A limitation of the study is the nature of surveys; we cannot make casual assumptions based on these data. Furthermore, there is a limitation of the study that it is based on self-reported somatic and mental health. As mentioned earlier, the variable on self-reported mental health is possibly unreliable, as untreated or undiagnosed illnesses may result in inaccurate expressions of the current mental health situation.

It is also a limitation that the samples are not part of a joint research project. This meant that it would be difficult to plan for deductive tests of hypotheses. Thus we had to settle for more abductive reasoning. Further, the 2019 sample and the 2020 sample are slightly different in terms of demographics (Table 1). Still, we find the comparison to be reliable, since these samples are from the same panel, performed by the same company, both have a sample size of > 1000, and data have been weighed to adjust for demographic skewedness.

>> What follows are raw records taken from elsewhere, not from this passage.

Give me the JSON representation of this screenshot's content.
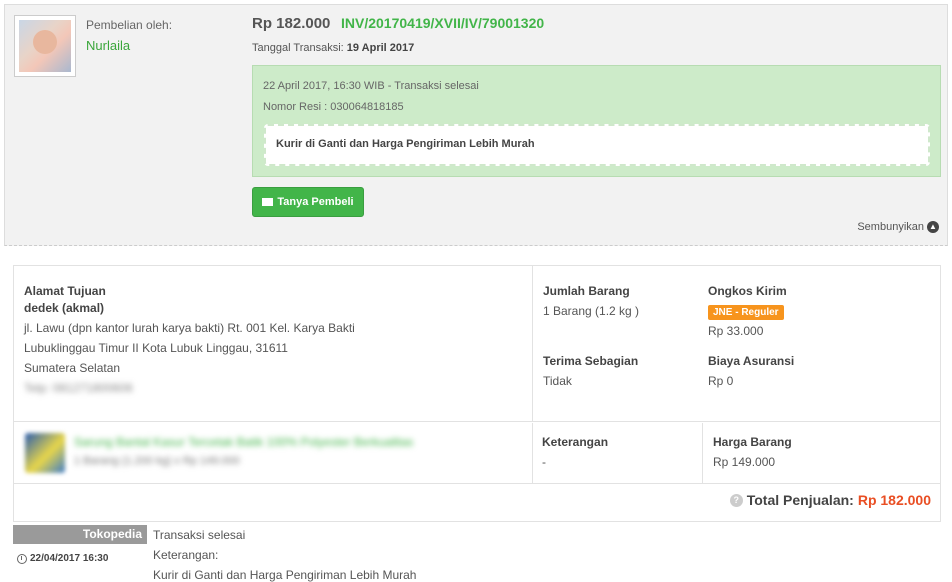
{
  "buyer": {
    "label": "Pembelian oleh:",
    "name": "Nurlaila"
  },
  "order": {
    "price": "Rp 182.000",
    "invoice": "INV/20170419/XVII/IV/79001320",
    "date_label": "Tanggal Transaksi:",
    "date_value": "19 April 2017"
  },
  "status_box": {
    "line1": "22 April 2017, 16:30 WIB - Transaksi selesai",
    "line2": "Nomor Resi : 030064818185",
    "note": "Kurir di Ganti dan Harga Pengiriman Lebih Murah"
  },
  "ask_button": "Tanya Pembeli",
  "hide_link": "Sembunyikan",
  "address": {
    "heading": "Alamat Tujuan",
    "name": "dedek (akmal)",
    "line1": "jl. Lawu (dpn kantor lurah karya bakti) Rt. 001 Kel. Karya Bakti",
    "line2": "Lubuklinggau Timur II Kota Lubuk Linggau, 31611",
    "line3": "Sumatera Selatan",
    "phone": "Telp: 081271800606"
  },
  "quantity": {
    "label": "Jumlah Barang",
    "value": "1 Barang (1.2 kg )"
  },
  "shipping": {
    "label": "Ongkos Kirim",
    "courier": "JNE - Reguler",
    "value": "Rp 33.000"
  },
  "partial": {
    "label": "Terima Sebagian",
    "value": "Tidak"
  },
  "insurance": {
    "label": "Biaya Asuransi",
    "value": "Rp 0"
  },
  "product": {
    "name": "Sarung Bantal Kasur Tercetak Batik 100% Polyester Berkualitas",
    "qty": "1 Barang (1.200 kg) x Rp 149.000"
  },
  "note": {
    "label": "Keterangan",
    "value": "-"
  },
  "item_price": {
    "label": "Harga Barang",
    "value": "Rp 149.000"
  },
  "total": {
    "label": "Total Penjualan:",
    "value": "Rp 182.000"
  },
  "history": {
    "tag": "Tokopedia",
    "date": "22/04/2017 16:30",
    "status": "Transaksi selesai",
    "note_label": "Keterangan:",
    "note": "Kurir di Ganti dan Harga Pengiriman Lebih Murah"
  },
  "colors": {
    "brand_green": "#42b549",
    "courier_orange": "#f7941d",
    "total_red": "#e94e23",
    "status_bg": "#cdebc9"
  }
}
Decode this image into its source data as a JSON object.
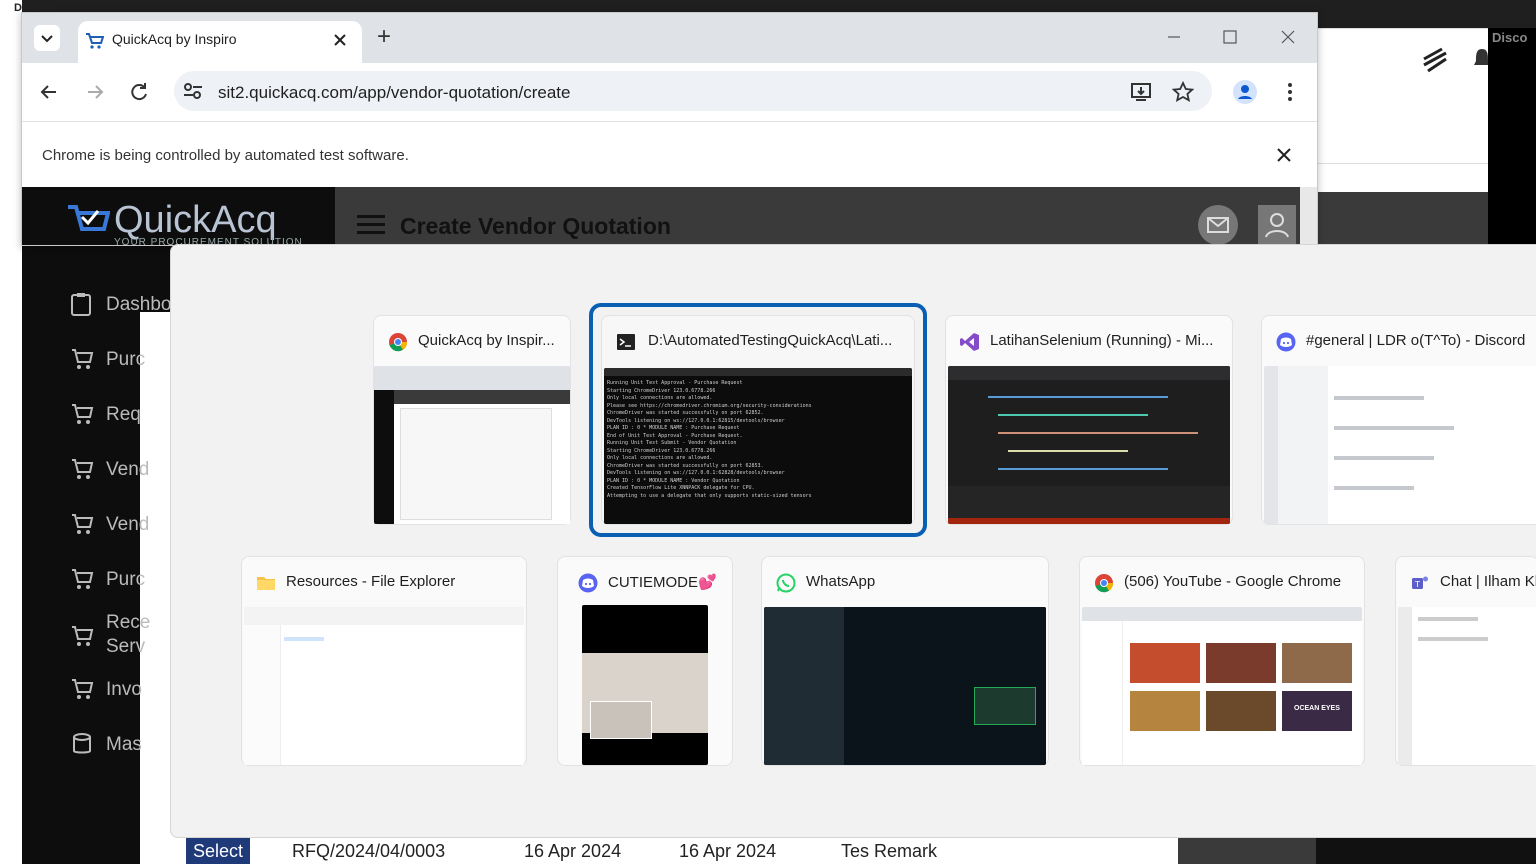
{
  "background": {
    "discord_label": "Discord",
    "right_window_label": "Disco"
  },
  "browser": {
    "tab_title": "QuickAcq by Inspiro",
    "new_tab_label": "+",
    "url": "sit2.quickacq.com/app/vendor-quotation/create",
    "infobar_text": "Chrome is being controlled by automated test software."
  },
  "app": {
    "logo_text": "QuickAcq",
    "logo_tagline": "YOUR PROCUREMENT SOLUTION",
    "page_title": "Create Vendor Quotation",
    "sidebar": [
      {
        "label": "Dashbo"
      },
      {
        "label": "Purc"
      },
      {
        "label": "Req"
      },
      {
        "label": "Vend"
      },
      {
        "label": "Vend"
      },
      {
        "label": "Purc"
      },
      {
        "label": "Rece"
      },
      {
        "label": "Serv"
      },
      {
        "label": "Invo"
      },
      {
        "label": "Mas"
      }
    ],
    "table_row": {
      "select_label": "Select",
      "rfq_no": "RFQ/2024/04/0003",
      "date1": "16 Apr 2024",
      "date2": "16 Apr 2024",
      "remark": "Tes Remark"
    }
  },
  "switcher": {
    "row1": [
      {
        "title": "QuickAcq by Inspir...",
        "icon": "chrome-icon"
      },
      {
        "title": "D:\\AutomatedTestingQuickAcq\\Lati...",
        "icon": "terminal-icon"
      },
      {
        "title": "LatihanSelenium (Running) - Mi...",
        "icon": "visual-studio-icon"
      },
      {
        "title": "#general | LDR o(T^To) - Discord",
        "icon": "discord-icon"
      }
    ],
    "row2": [
      {
        "title": "Resources - File Explorer",
        "icon": "folder-icon"
      },
      {
        "title": "CUTIEMODE💕",
        "icon": "discord-icon"
      },
      {
        "title": "WhatsApp",
        "icon": "whatsapp-icon"
      },
      {
        "title": "(506) YouTube - Google Chrome",
        "icon": "chrome-icon"
      },
      {
        "title": "Chat | Ilham Kh",
        "icon": "teams-icon"
      }
    ],
    "terminal_lines": [
      "Running Unit Test Approval - Purchase Request",
      "Starting ChromeDriver 123.0.6778.266",
      "Only local connections are allowed.",
      "Please see https://chromedriver.chromium.org/security-considerations",
      "ChromeDriver was started successfully on port 62852.",
      "DevTools listening on ws://127.0.0.1:62815/devtools/browser",
      "PLAN ID : 0 * MODULE NAME : Purchase Request",
      "End of Unit Test Approval - Purchase Request.",
      "Running Unit Test Submit - Vendor Quotation",
      "Starting ChromeDriver 123.0.6778.266",
      "Only local connections are allowed.",
      "ChromeDriver was started successfully on port 62853.",
      "DevTools listening on ws://127.0.0.1:62828/devtools/browser",
      "PLAN ID : 0 * MODULE NAME : Vendor Quotation",
      "Created TensorFlow Lite XNNPACK delegate for CPU.",
      "Attempting to use a delegate that only supports static-sized tensors"
    ],
    "youtube_thumb_label": "OCEAN EYES"
  },
  "colors": {
    "focus_ring": "#0a5fb4",
    "app_sidebar": "#0d0d0d",
    "select_button": "#1e3a78"
  }
}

The indicator for mental health in the 2020 study is not necessarily comparable to previous studies. The question used in the 2020 study is “Have you earlier in your life been treated for mental health issues?” (Yes/No), and it is possible that this does not reflect the persons’ current conditions. The question also poses problems if illnesses are undiscovered, untreated or undiagnosed. 24.6% of the respondents replied “Yes” to this item (Table 2). Thus, this item may be an unreliable indicator for mental health.

Conclusion

In conclusion, we found that the Norwegian public’s trust in healthcare is high, especially during the early phases of the COVID-19 pandemic. The Norwegian trust in their general practitioner, the public healthcare system, in receiving correct treatment if you become a patient in a hospital, and in receiving correct information from hospitals, remained remarkably high, compared to other countries. We also found that during the COVID-19 pandemic, trust in healthcare institutions increased even further, but this did not necessarily apply for particular trust in GPs. Further, trust could not be predicted by neither somatic nor mental health conditions.

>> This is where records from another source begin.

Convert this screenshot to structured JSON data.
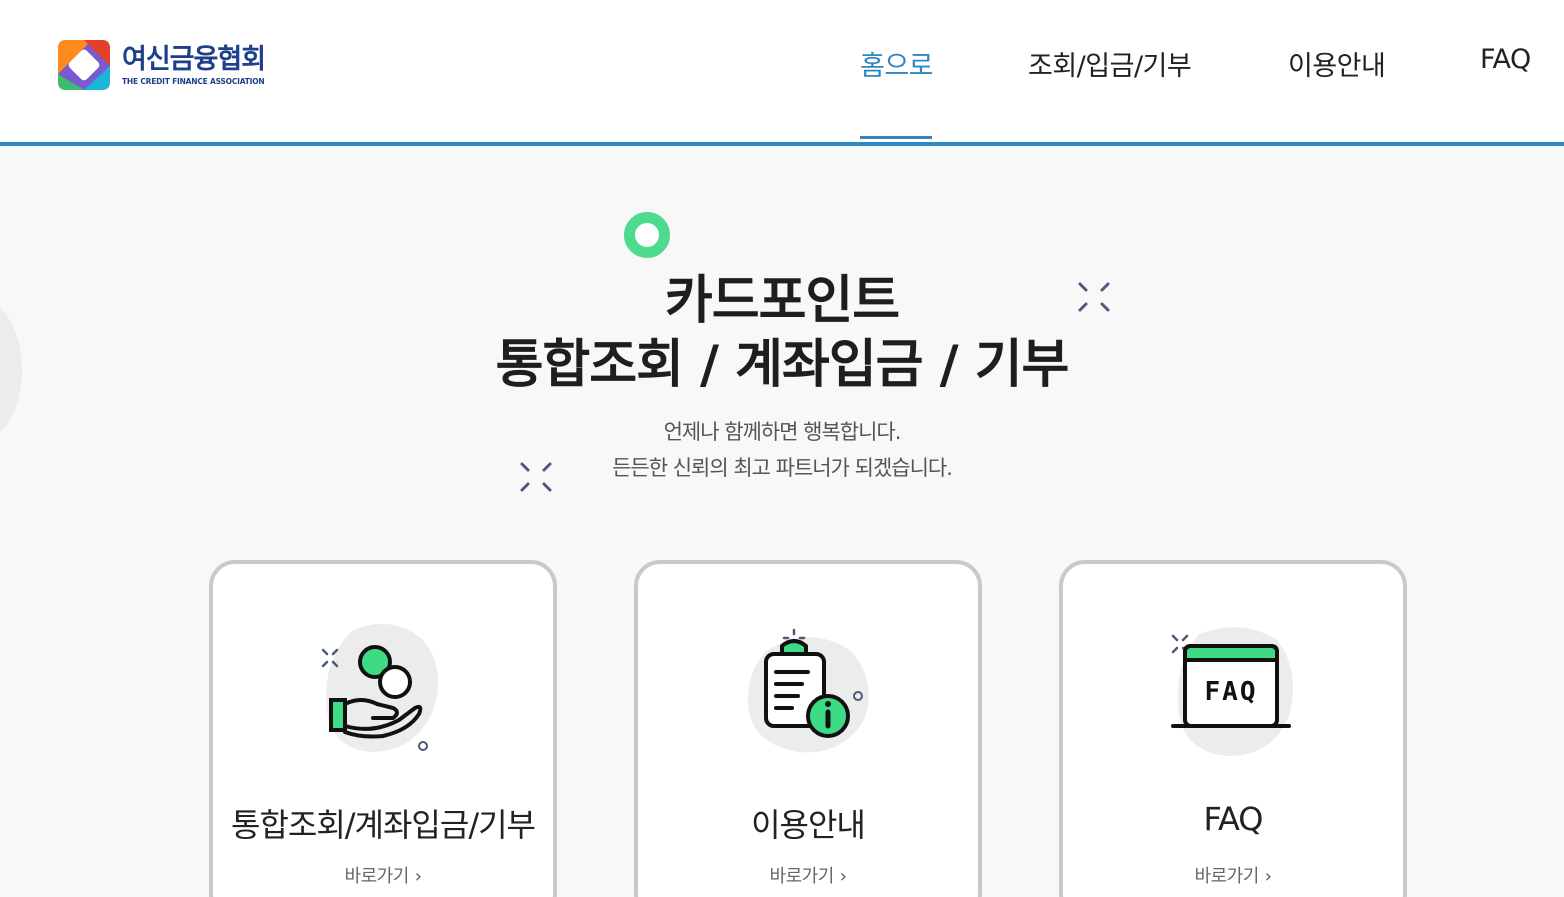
{
  "header": {
    "logo": {
      "name_ko": "여신금융협회",
      "name_en": "THE CREDIT FINANCE ASSOCIATION"
    },
    "nav": [
      {
        "label": "홈으로",
        "active": true
      },
      {
        "label": "조회/입금/기부",
        "active": false
      },
      {
        "label": "이용안내",
        "active": false
      },
      {
        "label": "FAQ",
        "active": false
      }
    ],
    "accent_color": "#2d87c3"
  },
  "hero": {
    "title_line1": "카드포인트",
    "title_line2": "통합조회 / 계좌입금 / 기부",
    "subtitle_line1": "언제나 함께하면 행복합니다.",
    "subtitle_line2": "든든한 신뢰의 최고 파트너가 되겠습니다."
  },
  "cards": [
    {
      "title": "통합조회/계좌입금/기부",
      "link": "바로가기",
      "icon": "hand-coins-icon"
    },
    {
      "title": "이용안내",
      "link": "바로가기",
      "icon": "clipboard-info-icon"
    },
    {
      "title": "FAQ",
      "link": "바로가기",
      "icon": "faq-window-icon"
    }
  ],
  "colors": {
    "green": "#3ddc84",
    "card_border": "#c9c9c9"
  }
}
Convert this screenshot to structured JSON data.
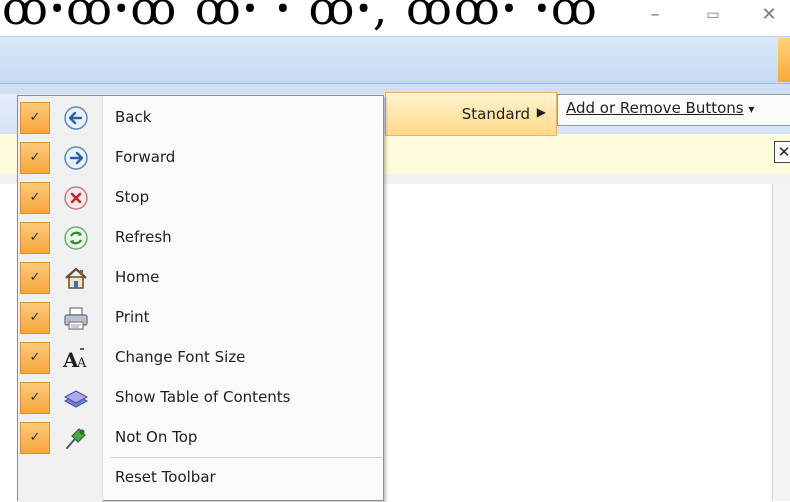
{
  "window": {
    "cropped_text": "ꝏꞏꝏꞏꝏ ꝏꞏ ꞏ ꝏꞏ, ꝏꝏꞏ ꞏꝏ",
    "minimize_glyph": "–",
    "restore_glyph": "▭",
    "close_glyph": "✕"
  },
  "menu": {
    "standard_item": {
      "label": "Standard",
      "arrow": "▶"
    },
    "add_remove_item": {
      "label": "Add or Remove Buttons",
      "arrow": "▾"
    },
    "items": [
      {
        "label": "Back",
        "checked": true,
        "icon": "back-arrow-icon"
      },
      {
        "label": "Forward",
        "checked": true,
        "icon": "forward-arrow-icon"
      },
      {
        "label": "Stop",
        "checked": true,
        "icon": "stop-icon"
      },
      {
        "label": "Refresh",
        "checked": true,
        "icon": "refresh-icon"
      },
      {
        "label": "Home",
        "checked": true,
        "icon": "home-icon"
      },
      {
        "label": "Print",
        "checked": true,
        "icon": "printer-icon"
      },
      {
        "label": "Change Font Size",
        "checked": true,
        "icon": "font-size-icon"
      },
      {
        "label": "Show Table of Contents",
        "checked": true,
        "icon": "table-of-contents-icon"
      },
      {
        "label": "Not On Top",
        "checked": true,
        "icon": "pin-icon"
      }
    ],
    "reset_label": "Reset Toolbar",
    "check_glyph": "✓"
  },
  "info_bar": {
    "close_glyph": "✕"
  },
  "colors": {
    "menu_highlight": "#ffd98a",
    "check_bg": "#f6a53b",
    "ribbon": "#c4d9f2"
  }
}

Understanding the factors that influence individual behaviour during a pandemic is critical for effective public health interventions. Institutional, generalised and interpersonal trust all play a role in shaping individual behaviour, and efforts to promote compliance with public health measures should take these factors into account. By continuing to build trust in public health actors and institutions, we can increase the likelihood that individuals will take the necessary steps to protect themselves and others during a pandemic. Health authorities need to know what groups in the population to emphasise during crises. And our study shows that young adults had lower trust in health institutions and their GPs than older adults.

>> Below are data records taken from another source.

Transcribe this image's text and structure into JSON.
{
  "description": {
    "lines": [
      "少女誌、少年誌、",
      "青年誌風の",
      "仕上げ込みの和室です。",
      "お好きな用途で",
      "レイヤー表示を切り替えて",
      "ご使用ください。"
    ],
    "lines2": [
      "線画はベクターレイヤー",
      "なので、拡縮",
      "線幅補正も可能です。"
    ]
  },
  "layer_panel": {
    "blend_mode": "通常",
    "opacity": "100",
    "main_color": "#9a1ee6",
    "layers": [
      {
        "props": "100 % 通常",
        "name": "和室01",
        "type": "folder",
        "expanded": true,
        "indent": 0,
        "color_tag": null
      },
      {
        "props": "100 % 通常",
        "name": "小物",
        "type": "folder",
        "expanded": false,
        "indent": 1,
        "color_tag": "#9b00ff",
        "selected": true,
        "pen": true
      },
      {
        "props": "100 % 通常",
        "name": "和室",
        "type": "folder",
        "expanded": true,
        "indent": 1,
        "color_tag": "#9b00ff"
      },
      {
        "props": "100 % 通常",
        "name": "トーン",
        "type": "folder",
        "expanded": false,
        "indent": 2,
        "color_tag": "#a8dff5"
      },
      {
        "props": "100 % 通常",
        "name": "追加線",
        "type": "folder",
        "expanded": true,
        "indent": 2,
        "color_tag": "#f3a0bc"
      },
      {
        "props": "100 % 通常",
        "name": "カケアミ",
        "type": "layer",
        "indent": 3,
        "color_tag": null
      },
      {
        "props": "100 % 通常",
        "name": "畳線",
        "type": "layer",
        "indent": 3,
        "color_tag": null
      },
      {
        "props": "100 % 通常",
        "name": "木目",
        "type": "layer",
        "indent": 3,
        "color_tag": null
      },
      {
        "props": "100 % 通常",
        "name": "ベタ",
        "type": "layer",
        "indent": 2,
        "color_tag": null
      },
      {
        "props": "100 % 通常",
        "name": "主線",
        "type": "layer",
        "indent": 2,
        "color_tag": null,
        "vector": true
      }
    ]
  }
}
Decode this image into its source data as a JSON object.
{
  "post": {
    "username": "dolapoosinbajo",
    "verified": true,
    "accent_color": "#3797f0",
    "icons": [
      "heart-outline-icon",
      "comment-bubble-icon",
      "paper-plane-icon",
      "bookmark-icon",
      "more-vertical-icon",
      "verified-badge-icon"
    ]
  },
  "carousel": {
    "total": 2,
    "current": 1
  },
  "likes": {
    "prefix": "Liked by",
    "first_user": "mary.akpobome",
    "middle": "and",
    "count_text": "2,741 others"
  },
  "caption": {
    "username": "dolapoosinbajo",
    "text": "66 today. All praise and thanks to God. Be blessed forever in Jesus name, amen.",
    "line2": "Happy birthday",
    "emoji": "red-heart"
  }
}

Building the basis for trust in healthcare actors and institutions already begins before a pandemic. Ill-prepared government agencies are not in a good position to be trusted by the public. Perceived risks are important for people’s acceptance of government measures and their adoption of recommended behaviour changes. Our findings show that the personal judgment of healthcare actors can influence the institutions they represent. Trust in a patient’s GP is influenced by trust in the medical profession and the specific relationship between the GP and patient. Similarly, the public’s trust in health authorities is based on trust in the healthcare system and the trustworthiness of the individuals providing information.

More research is needed on the relations between particular, general and institutional trust in healthcare and among healthcare actors.